ANALYSIS OF INJECTION - INDUCED FLOWS IN POROUS - WALLED DUCTS WITH APPLICATION TO THE AEROTHERMOCHEMISTRY OF SOLID - PROPELLANT MOTORS

A theoretical analysis of the flow in porous-walled tubes and channels with appreciable injection through the duct wall is presented. Emphasis is placed on flows induced solely from injection by closure of a duct end. Application of the theory to the aerothermochemistry of the solid-propellant rocket motor (viz., the erosive burning problem) is extensively examined. The analysis employs a second-order closure model of turbulence, with single-step gas and condensed-phase reactions utilized to model the combustion of a homogeneous propellant. A finite-difference procedure is used to solve the parabolic equation system.; Theoretical results together with existing experimental data indicate that the flows in porous tubes at large injection Reynolds number can undergo three regimes of flow development, proceeding from the closed head end. In the first regime the velocity field develops in accordance with laminar similarity theory. In the second, high levels of turbulence are developed while the mean velocity field continues to correspond with laminar theory for several radii. The third regime commences with transition (change in shape) of the mean axial velocity distribution, a process occuring at extremely large Reynolds numbers. Factors infuencing the development of the latter regime are assessed. For the reactive flows in solid propellant motors, the results show qualitatively similar flow development with, however, a change in scaling of the mean flow transition process due to combustion. The results for erosive burning are shown to be sensitive to imprecisely-known physical conditions such as surface roughness and the parameters governing the height of the combustion zone, although selection of these parameters within acceptable ranges allows favorable agreement with laboratory motor data.

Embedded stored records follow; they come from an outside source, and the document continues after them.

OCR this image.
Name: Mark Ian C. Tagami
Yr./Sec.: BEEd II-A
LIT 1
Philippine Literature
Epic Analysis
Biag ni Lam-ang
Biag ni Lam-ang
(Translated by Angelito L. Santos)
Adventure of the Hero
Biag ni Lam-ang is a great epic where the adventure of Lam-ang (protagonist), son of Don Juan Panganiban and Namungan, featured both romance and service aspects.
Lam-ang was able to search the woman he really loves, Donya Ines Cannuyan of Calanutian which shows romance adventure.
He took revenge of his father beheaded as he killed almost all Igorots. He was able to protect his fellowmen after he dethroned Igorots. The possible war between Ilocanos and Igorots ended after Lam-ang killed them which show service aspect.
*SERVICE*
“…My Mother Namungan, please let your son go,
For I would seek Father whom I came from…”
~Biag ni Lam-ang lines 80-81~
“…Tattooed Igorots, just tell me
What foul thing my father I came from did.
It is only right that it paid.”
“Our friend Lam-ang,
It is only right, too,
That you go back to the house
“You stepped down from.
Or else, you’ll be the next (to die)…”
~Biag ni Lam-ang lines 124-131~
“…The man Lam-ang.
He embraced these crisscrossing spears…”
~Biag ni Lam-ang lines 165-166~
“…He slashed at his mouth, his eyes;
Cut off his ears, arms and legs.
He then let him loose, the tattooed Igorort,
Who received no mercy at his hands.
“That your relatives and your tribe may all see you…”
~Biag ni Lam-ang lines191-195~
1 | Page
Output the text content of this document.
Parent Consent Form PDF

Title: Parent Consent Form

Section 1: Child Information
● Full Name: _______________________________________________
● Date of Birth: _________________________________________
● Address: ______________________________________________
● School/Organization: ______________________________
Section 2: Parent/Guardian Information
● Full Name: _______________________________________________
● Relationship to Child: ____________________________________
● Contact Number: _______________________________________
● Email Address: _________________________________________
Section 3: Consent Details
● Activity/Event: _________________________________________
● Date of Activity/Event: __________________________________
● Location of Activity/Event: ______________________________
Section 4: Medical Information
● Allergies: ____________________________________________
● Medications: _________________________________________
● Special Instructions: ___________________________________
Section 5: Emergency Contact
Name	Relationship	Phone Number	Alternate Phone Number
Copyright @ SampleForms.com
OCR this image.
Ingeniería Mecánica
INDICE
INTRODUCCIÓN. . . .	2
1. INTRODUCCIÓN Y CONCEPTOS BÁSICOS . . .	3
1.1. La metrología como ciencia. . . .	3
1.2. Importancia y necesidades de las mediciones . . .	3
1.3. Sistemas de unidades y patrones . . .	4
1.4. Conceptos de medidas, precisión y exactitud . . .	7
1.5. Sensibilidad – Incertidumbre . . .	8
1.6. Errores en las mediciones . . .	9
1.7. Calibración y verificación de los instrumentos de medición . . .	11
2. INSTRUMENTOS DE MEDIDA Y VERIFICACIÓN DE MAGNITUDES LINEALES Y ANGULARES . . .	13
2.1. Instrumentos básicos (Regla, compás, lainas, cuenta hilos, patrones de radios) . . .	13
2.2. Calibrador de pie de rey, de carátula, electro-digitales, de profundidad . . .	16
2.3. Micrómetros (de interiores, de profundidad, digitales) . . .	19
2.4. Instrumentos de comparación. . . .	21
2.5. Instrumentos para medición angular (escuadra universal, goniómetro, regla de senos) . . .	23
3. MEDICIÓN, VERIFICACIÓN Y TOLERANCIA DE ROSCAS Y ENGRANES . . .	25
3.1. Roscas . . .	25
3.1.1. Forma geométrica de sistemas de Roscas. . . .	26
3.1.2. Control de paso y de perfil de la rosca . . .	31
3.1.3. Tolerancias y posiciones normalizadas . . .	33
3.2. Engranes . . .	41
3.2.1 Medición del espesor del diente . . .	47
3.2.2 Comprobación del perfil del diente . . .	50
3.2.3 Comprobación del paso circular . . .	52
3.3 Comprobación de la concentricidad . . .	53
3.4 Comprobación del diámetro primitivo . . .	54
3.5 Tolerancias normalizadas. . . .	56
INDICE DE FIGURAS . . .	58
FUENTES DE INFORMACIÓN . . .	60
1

The absence of erosive burning observed in larger motors is theoretically related to the scaling of the erosion threshold condition, and consequently, to the preceding mean-flow transition process. The effects of reaction-rate correlations on erosive burning (combustion-turbulence interaction) have also been investigated. The results show that CTI has a surprisingly negligible effect on the propellant burning rate under erosion conditions, although the effects on mean reaction-rate and thermal transport processes can be substantial.